Well, what have you found out about light deflection so far?

Caused by gravity and proportional to mass.
Apparently not interchangeable with the term gravitational lensing.

Qualitatively, light behaves just like anything else in a gravitational field - it's deflected towards the mass. You can work out the optical effect by drawing a diagram of a spherical star, drawing a straight line from a point on the limb of the star to your eye, and then thinking how I would have to throw a ball from that point to reach your eye. Do I aim straight at you, above, or below?

Well you have to aim above, to counter-act gravity, right? If you were aiming in a straight line ( not taking gravity into account), the ball would end up below.
I was thinking along the lines of placing a bar magnet on a CRT.
Doing so would make an image look smaller in both cases?

 

[jbriggs444]

I was thinking along the lines of placing a bar magnet on a CRT.
Doing so would make an image look smaller in both cases?

You need to clarify your thinking here.

With a CRT/screan, you have a point source emitting a collimated beam. The magnet deflects the beam and affects the position where the beam lands. With the star/eye you have a source of non-negligible size (else you would not be asking about image size) emitting light in all directions. The only light that you see is the light that happens to strike your eye.

The emitted light may be deflected on the way to your eye.

The relevant bit for image size is: "From what angle will the deflected light then strike my eye?" The departure angle from the star is somewhat important because it tells you how the trajectory has to start.
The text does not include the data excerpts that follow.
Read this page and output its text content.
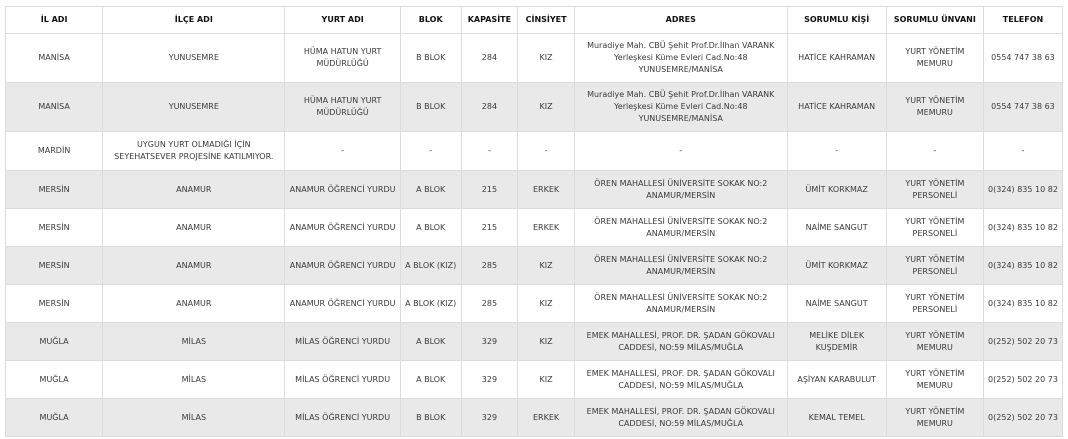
İL ADI	İLÇE ADI	YURT ADI	BLOK	KAPASİTE	CİNSİYET	ADRES	SORUMLU KİŞİ	SORUMLU ÜNVANI	TELEFON
MANİSA	YUNUSEMRE	HÜMA HATUN YURT MÜDÜRLÜĞÜ	B BLOK	284	KIZ	Muradiye Mah. CBÜ Şehit Prof.Dr.İlhan VARANK Yerleşkesi Küme Evleri Cad.No:48 YUNUSEMRE/MANİSA	HATİCE KAHRAMAN	YURT YÖNETİM MEMURU	0554 747 38 63
MANİSA	YUNUSEMRE	HÜMA HATUN YURT MÜDÜRLÜĞÜ	B BLOK	284	KIZ	Muradiye Mah. CBÜ Şehit Prof.Dr.İlhan VARANK Yerleşkesi Küme Evleri Cad.No:48 YUNUSEMRE/MANİSA	HATİCE KAHRAMAN	YURT YÖNETİM MEMURU	0554 747 38 63
MARDİN	UYGUN YURT OLMADIĞI İÇİN SEYEHATSEVER PROJESİNE KATILMIYOR.	-	-	-	-	-	-	-	-
MERSİN	ANAMUR	ANAMUR ÖĞRENCİ YURDU	A BLOK	215	ERKEK	ÖREN MAHALLESİ ÜNİVERSİTE SOKAK NO:2 ANAMUR/MERSİN	ÜMİT KORKMAZ	YURT YÖNETİM PERSONELİ	0(324) 835 10 82
MERSİN	ANAMUR	ANAMUR ÖĞRENCİ YURDU	A BLOK	215	ERKEK	ÖREN MAHALLESİ ÜNİVERSİTE SOKAK NO:2 ANAMUR/MERSİN	NAİME SANGUT	YURT YÖNETİM PERSONELİ	0(324) 835 10 82
MERSİN	ANAMUR	ANAMUR ÖĞRENCİ YURDU	A BLOK (KIZ)	285	KIZ	ÖREN MAHALLESİ ÜNİVERSİTE SOKAK NO:2 ANAMUR/MERSİN	ÜMİT KORKMAZ	YURT YÖNETİM PERSONELİ	0(324) 835 10 82
MERSİN	ANAMUR	ANAMUR ÖĞRENCİ YURDU	A BLOK (KIZ)	285	KIZ	ÖREN MAHALLESİ ÜNİVERSİTE SOKAK NO:2 ANAMUR/MERSİN	NAİME SANGUT	YURT YÖNETİM PERSONELİ	0(324) 835 10 82
MUĞLA	MİLAS	MİLAS ÖĞRENCİ YURDU	A BLOK	329	KIZ	EMEK MAHALLESİ, PROF. DR. ŞADAN GÖKOVALI CADDESİ, NO:59 MİLAS/MUĞLA	MELİKE DİLEK KUŞDEMİR	YURT YÖNETİM MEMURU	0(252) 502 20 73
MUĞLA	MİLAS	MİLAS ÖĞRENCİ YURDU	A BLOK	329	KIZ	EMEK MAHALLESİ, PROF. DR. ŞADAN GÖKOVALI CADDESİ, NO:59 MİLAS/MUĞLA	AŞİYAN KARABULUT	YURT YÖNETİM MEMURU	0(252) 502 20 73
MUĞLA	MİLAS	MİLAS ÖĞRENCİ YURDU	B BLOK	329	ERKEK	EMEK MAHALLESİ, PROF. DR. ŞADAN GÖKOVALI CADDESİ, NO:59 MİLAS/MUĞLA	KEMAL TEMEL	YURT YÖNETİM MEMURU	0(252) 502 20 73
But what matters for image size is how that trajectory ends. [Or, more accurately, what matters is how the trajectories differ for light originating on the two opposite edges of the star]

 

[Forreal]

I'm getting a bit muddled.
Could someone please just let me know if the answer is larger or smaller?
Then I'll know if I've got everything mixed up and need to go brush up on optical lensing + other stuff, or not.

 

[jbriggs444]

I'm getting a bit muddled.
Could someone please just let me know if the answer is larger or smaller?
Then I'll know if I've got everything mixed up and need to go brush up on optical lensing + other stuff, or not.

Draw a diagram tracing a ray of light from the right edge of the star to the viewer's eye. Repeat for the left edge. The light rays should each follow a path roughly like one half of a hyperbolic orbit, concave inward toward the star.
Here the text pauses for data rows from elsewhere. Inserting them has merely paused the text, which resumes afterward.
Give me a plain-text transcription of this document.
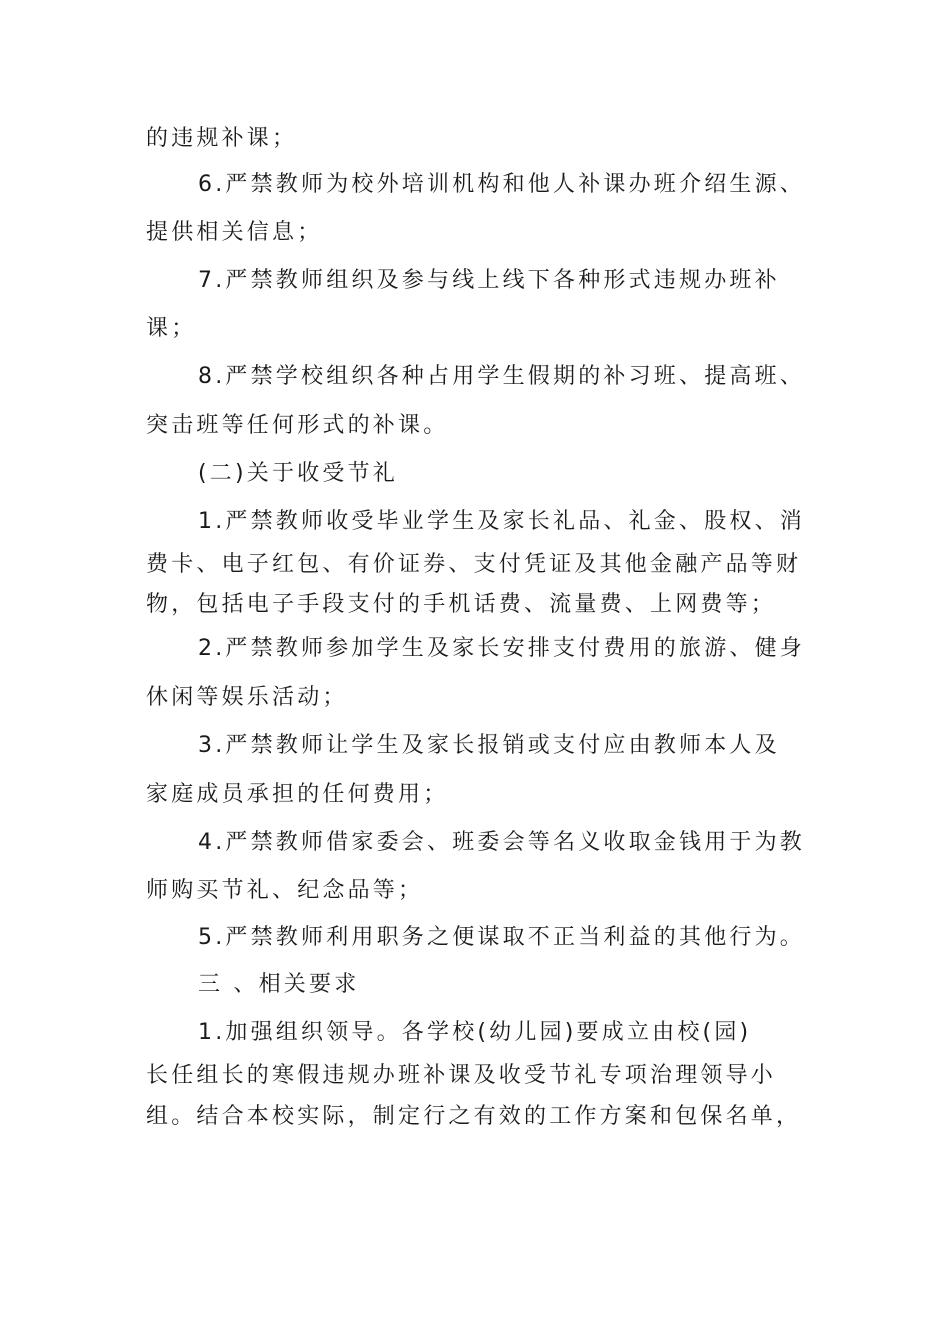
的违规补课；
6.严禁教师为校外培训机构和他人补课办班介绍生源、
提供相关信息；
7.严禁教师组织及参与线上线下各种形式违规办班补
课；
8.严禁学校组织各种占用学生假期的补习班、提高班、
突击班等任何形式的补课。
(二)关于收受节礼
1.严禁教师收受毕业学生及家长礼品、礼金、股权、消
费卡、电子红包、有价证券、支付凭证及其他金融产品等财
物，包括电子手段支付的手机话费、流量费、上网费等；
2.严禁教师参加学生及家长安排支付费用的旅游、健身
休闲等娱乐活动；
3.严禁教师让学生及家长报销或支付应由教师本人及
家庭成员承担的任何费用；
4.严禁教师借家委会、班委会等名义收取金钱用于为教
师购买节礼、纪念品等；
5.严禁教师利用职务之便谋取不正当利益的其他行为。
三 、相关要求
1.加强组织领导。各学校(幼儿园)要成立由校(园)
长任组长的寒假违规办班补课及收受节礼专项治理领导小
组。结合本校实际，制定行之有效的工作方案和包保名单，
Now trace two straight dotted lines back from the eye, each tangent to the path on which one of the two rays arrived. Draw in a dotted image of the star where the straight dotted lines end near the position of the real star. That dotted image is the virtual image that is seen.

Is it larger or smaller than the real star?

 

[Forreal]

Is it larger or smaller than the real star?

Smaller.
Right?

"So the statement gravitational deflection makes the Sun appear smaller than if there were no gravitational deflection" is true?

 

[jbriggs444]

Smaller.
Right?

"So the statement gravitational deflection makes the Sun appear smaller than if there were no gravitational deflection" is true?

Did you draw the picture?

 

[jbriggs444]

Tried my hand with mspaint. Black is original star. Blue is projected sight lines and virtual image.

 

[Forreal]

Did you draw the picture?

Well, I tried.
I think I mixed up concave and convex.

Tried my hand with mspaint. Black is original star. Blue is projected sight lines and virtual image.
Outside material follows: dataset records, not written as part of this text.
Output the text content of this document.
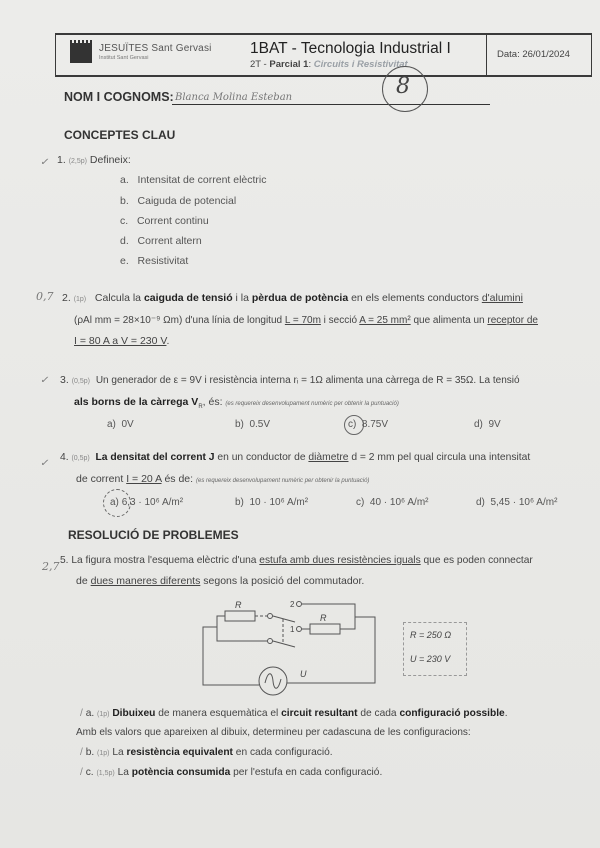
JESUÏTES Sant Gervasi
Institut Sant Gervasi
1BAT - Tecnologia Industrial I
2T - Parcial 1: Circuits i Resistivitat
Data: 26/01/2024
NOM I COGNOMS: Blanca Molina Esteban	8
CONCEPTES CLAU
✓ 1. (2,5p) Defineix:
a. Intensitat de corrent elèctric
b. Caiguda de potencial
c. Corrent continu
d. Corrent altern
e. Resistivitat
0,7 2. (1p) Calcula la caiguda de tensió i la pèrdua de potència en els elements conductors d'alumini
(ρAl mm = 28×10⁻⁹ Ωm) d'una línia de longitud L = 70m i secció A = 25 mm² que alimenta un receptor de
I = 80 A a V = 230 V.
✓ 3. (0,5p) Un generador de ε = 9V i resistència interna rᵢ = 1Ω alimenta una càrrega de R = 35Ω. La tensió
als borns de la càrrega $V_R$, és: (es requereix desenvolupament numèric per obtenir la puntuació)
a) 0V	b) 0.5V	c) 8.75V	d) 9V
✓
4. (0,5p) La densitat del corrent J en un conductor de diàmetre d = 2 mm pel qual circula una intensitat
de corrent I = 20 A és de: (es requereix desenvolupament numèric per obtenir la puntuació)
a) 6,3 · 10⁶ A/m²	b) 10 · 10⁶ A/m²	c) 40 · 10⁶ A/m²	d) 5,45 · 10⁶ A/m²
RESOLUCIÓ DE PROBLEMES
2,7 5. La figura mostra l'esquema elèctric d'una estufa amb dues resistències iguals que es poden connectar
de dues maneres diferents segons la posició del commutador.
R
R
2
1
U
R = 250 Ω
U = 230 V
/ a. (1p) Dibuixeu de manera esquemàtica el circuit resultant de cada configuració possible.
Amb els valors que apareixen al dibuix, determineu per cadascuna de les configuracions:
/ b. (1p) La resistència equivalent en cada configuració.
/ c. (1,5p) La potència consumida per l'estufa en cada configuració.
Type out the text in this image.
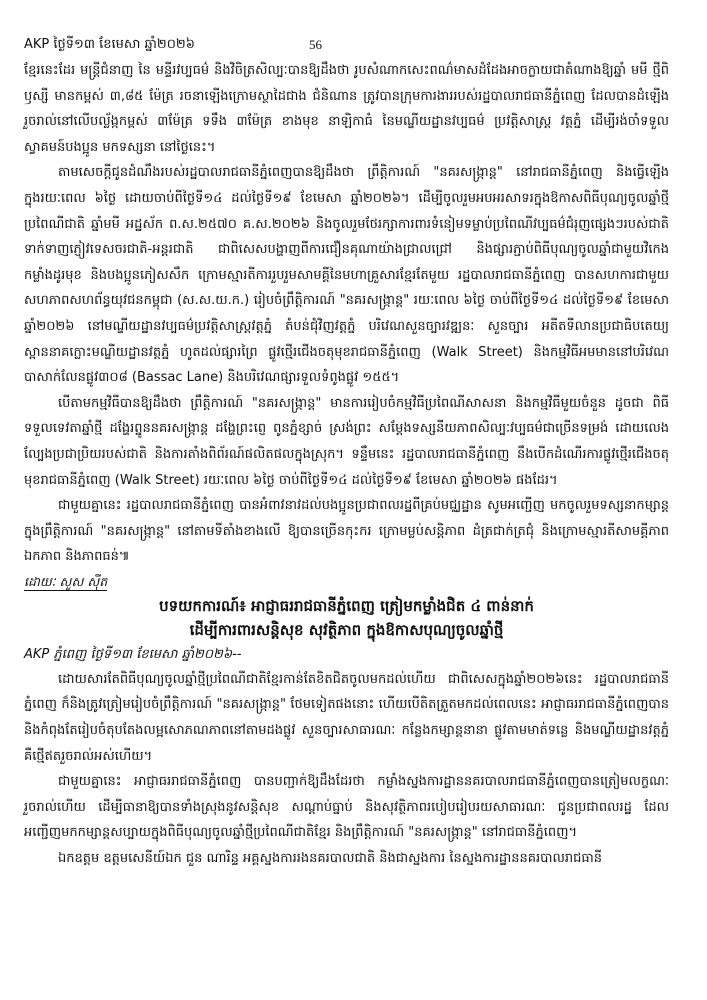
AKP ថ្ងៃទី១៣ ខែមេសា ឆ្នាំ២០២៦	56

ខ្មែរនេះដែរ មន្ត្រីជំនាញ នៃ មន្ទីរវប្បធម៌ និងវិចិត្រសិល្បៈបានឱ្យដឹងថា រូបសំណាកសេះពណ៌មាសដំដែងអាចក្លាយជាតំណាងឱ្យឆ្នាំ មមី ថ្មីពិឫស្សី មានកម្ពស់ ៣,៨៥ ម៉ែត្រ រចនាឡើងក្រោមស្ថាដៃជាង ជំនិណាន ត្រូវបានក្រុមការងាររបស់រដ្ឋបាលរាជធានីភ្នំពេញ ដែលបានដំឡើងរួចរាល់នៅលើបល្ល័ង្កកម្ពស់ ៣ម៉ែត្រ ទទឹង ៣ម៉ែត្រ ខាងមុខ នាឡិកាធំ នៃមណ្ឌីយដ្ឋានវប្បធម៌ ប្រវត្តិសាស្ត្រ វត្តភ្នំ ដើម្បីរង់ចាំទទួលស្វាគមន៍បងប្អូន មកទស្សនា នៅថ្ងៃនេះ។

តាមសេចក្ដីជូនដំណឹងរបស់រដ្ឋបាលរាជធានីភ្នំពេញបានឱ្យដឹងថា ព្រឹត្តិការណ៍ "នគរសង្ក្រាន្ត" នៅរាជធានីភ្នំពេញ និងធ្វើឡើងក្នុងរយៈពេល ៦ថ្ងៃ ដោយចាប់ពីថ្ងៃទី១៤ ដល់ថ្ងៃទី១៩ ខែមេសា ឆ្នាំ២០២៦។ ដើម្បីចូលរួមអបអរសាទរក្នុងឱកាសពិធីបុណ្យចូលឆ្នាំថ្មីប្រពៃណីជាតិ ឆ្នាំមមី អដ្ឋស័ក ព.ស.២៥៧០ គ.ស.២០២៦ និងចូលរួមថែរក្សាការពារទំនៀមទម្លាប់ប្រពៃណីវប្បធម៌ជំរុញផ្សេងៗរបស់ជាតិ ទាក់ទាញភ្ញៀវទេសចរជាតិ-អន្តរជាតិ ជាពិសេសបង្ហាញពីការជឿនគុណាយ៉ាងជ្រាលជ្រៅ និងផ្សារភ្ជាប់ពិធីបុណ្យចូលឆ្នាំជាមួយវិកេងកម្លាំងដូរមុខ និងបងប្អូនភៀសសឹក ក្រោមស្មារតីការរួបរួមសាមគ្គីនៃមហាគ្រួសារខ្មែរតែមួយ រដ្ឋបាលរាជធានីភ្នំពេញ បានសហការជាមួយសហភាពសហព័ន្ធយុវជនកម្ពុជា (ស.ស.យ.ក.) រៀបចំព្រឹត្តិការណ៍ "នគរសង្ក្រាន្ត" រយៈពេល ៦ថ្ងៃ ចាប់ពីថ្ងៃទី១៤ ដល់ថ្ងៃទី១៩ ខែមេសា ឆ្នាំ២០២៦ នៅមណ្ឌីយដ្ឋានវប្បធម៌ប្រវត្តិសាស្ត្រវត្តភ្នំ តំបន់ជុំវិញវត្តភ្នំ បរិវេណសួនច្បារវឌ្ឍនៈ សួនច្បារ អតីតទីលានប្រជាធិបតេយ្យ ស្ពាននាគក្លោះមណ្ឌីយដ្ឋានវត្តភ្នំ ហូតដល់ផ្សារព្រៃ ផ្លូវថ្មើរជើងចតុមុខរាជធានីភ្នំពេញ (Walk Street) និងកម្មវិធីអមមាននៅបរិវេណបាសាក់លែនផ្លូវ៣០៨ (Bassac Lane) និងបរិវេណផ្សារទួលទំពូងផ្លូវ ១៥៥។

បើតាមកម្មវិធីបានឱ្យដឹងថា ព្រឹត្តិការណ៍ "នគរសង្ក្រាន្ត" មានការរៀបចំកម្មវិធីប្រពៃណីសាសនា និងកម្មវិធីមួយចំនួន ដូចជា ពិធីទទួលទេវតាឆ្នាំថ្មី ដង្ហែរព្នូននគរសង្ក្រាន្ត ដង្ហែព្រះព្ញេ ពូនភ្នំខ្សាច់ ស្រង់ព្រះ សម្ដែងទស្សនីយភាពសិល្បៈវប្បធម៌ជាច្រើនទម្រង់ ដោយលេងល្បែងប្រជាប្រិយរបស់ជាតិ និងការតាំងពិព័រណ៍ផលិតផលក្នុងស្រុក។ ទន្ទឹមនេះ រដ្ឋបាលរាជធានីភ្នំពេញ នឹងបើកដំណើរការផ្លូវថ្មើរជើងចតុមុខរាជធានីភ្នំពេញ (Walk Street) រយៈពេល ៦ថ្ងៃ ចាប់ពីថ្ងៃទី១៤ ដល់ថ្ងៃទី១៩ ខែមេសា ឆ្នាំ២០២៦ ផងដែរ។

ជាមួយគ្នានេះ រដ្ឋបាលរាជធានីភ្នំពេញ បានអំពាវនាវដល់បងប្អូនប្រជាពលរដ្ឋពីគ្រប់មជ្ឈដ្ឋាន សូមអញ្ជើញ មកចូលរួមទស្សនាកម្សាន្តក្នុងព្រឹត្តិការណ៍ "នគរសង្ក្រាន្ត" នៅតាមទីតាំងខាងលើ ឱ្យបានច្រើនកុះករ ក្រោមម្លប់សន្តិភាព ដំត្រជាក់ត្រជុំ និងក្រោមស្មារតីសាមគ្គីភាព ឯកភាព និងភាពធន់៕

ដោយៈ សួស ស៊ីត
បទយកការណ៍៖ អាជ្ញាធររាជធានីភ្នំពេញ ត្រៀមកម្លាំងជិត ៤ ពាន់នាក់
ដើម្បីការពារសន្តិសុខ សុវត្ថិភាព ក្នុងឱកាសបុណ្យចូលឆ្នាំថ្មី
AKP ភ្នំពេញ ថ្ងៃទី១៣ ខែមេសា ឆ្នាំ២០២៦--

ដោយសារតែពិធីបុណ្យចូលឆ្នាំថ្មីប្រពៃណីជាតិខ្មែរកាន់តែខិតជិតចូលមកដល់ហើយ ជាពិសេសក្នុងឆ្នាំ២០២៦នេះ រដ្ឋបាលរាជធានីភ្នំពេញ ក៏និងត្រូវត្រៀមរៀបចំព្រឹត្តិការណ៍ "នគរសង្ក្រាន្ត" ថែមទៀតផងនោះ ហើយបើតិតត្រួតមកដល់ពេលនេះ អាជ្ញាធររាជធានីភ្នំពេញបាននិងកំពុងតែរៀបចំតុបតែងលម្អសោភណភាពនៅតាមដងផ្លូវ សួនច្បារសាធារណៈ កន្លែងកម្សាន្តនានា ផ្លូវតាមមាត់ទន្លេ និងមណ្ឌីយដ្ឋានវត្តភ្នំ គឺថ្មើឥតរួចរាល់អស់ហើយ។

ជាមួយគ្នានេះ អាជ្ញាធររាជធានីភ្នំពេញ បានបញ្ជាក់ឱ្យដឹងដែរថា កម្លាំងស្នងការដ្ឋាននគរបាលរាជធានីភ្នំពេញបានត្រៀមលក្ខណៈរួចរាល់ហើយ ដើម្បីធានាឱ្យបានទាំងស្រុងនូវសន្តិសុខ សណ្ដាប់ធ្នាប់ និងសុវត្ថិភាពរបៀបរៀបរយសាធារណៈ ជូនប្រជាពលរដ្ឋ ដែលអញ្ជើញមកកម្សាន្តសប្បាយក្នុងពិធីបុណ្យចូលឆ្នាំថ្មីប្រពៃណីជាតិខ្មែរ និងព្រឹត្តិការណ៍ "នគរសង្ក្រាន្ត" នៅរាជធានីភ្នំពេញ។

ឯកឧត្តម ឧត្តមសេនីយ៍ឯក ជួន ណារិន្ទ អគ្គស្នងការរងនគរបាលជាតិ និងជាស្នងការ នៃស្នងការដ្ឋាននគរបាលរាជធានី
Thank you! Very appreciated.

 

[sophiecentaur]

Tried my hand with mspaint. Black is original star. Blue is projected sight lines and virtual image.View attachment 256643

It's always good when someone actually bothers to draw a relevant diagram.

Compared with the effect on light from a distant star, I think any effect would be seriously minuscule. A parcel of light beams from a distant star, grazing the star's significant gravitational field would all be affected by a similar amount, producing a somewhat coherent virtual image. In your diagram, the light from one spot is emitted over a big range of angles and the virtual image you have drawn (blue) would be in a different place for every 'individual' ray from the surface. A family of rays from near the edge would all emerge in different directions because the field and path length will vary from ray to ray. (there is no equivalent 'grazing') That would not produce a coherent image; I suggest it could blur the perceived circumference but not give a noticeably bigger image.

 

[jbriggs444]

In your diagram, the light from one spot is emitted over a big range of angles and the virtual image you have drawn (blue) would be in a different place for every 'individual' ray from the surface.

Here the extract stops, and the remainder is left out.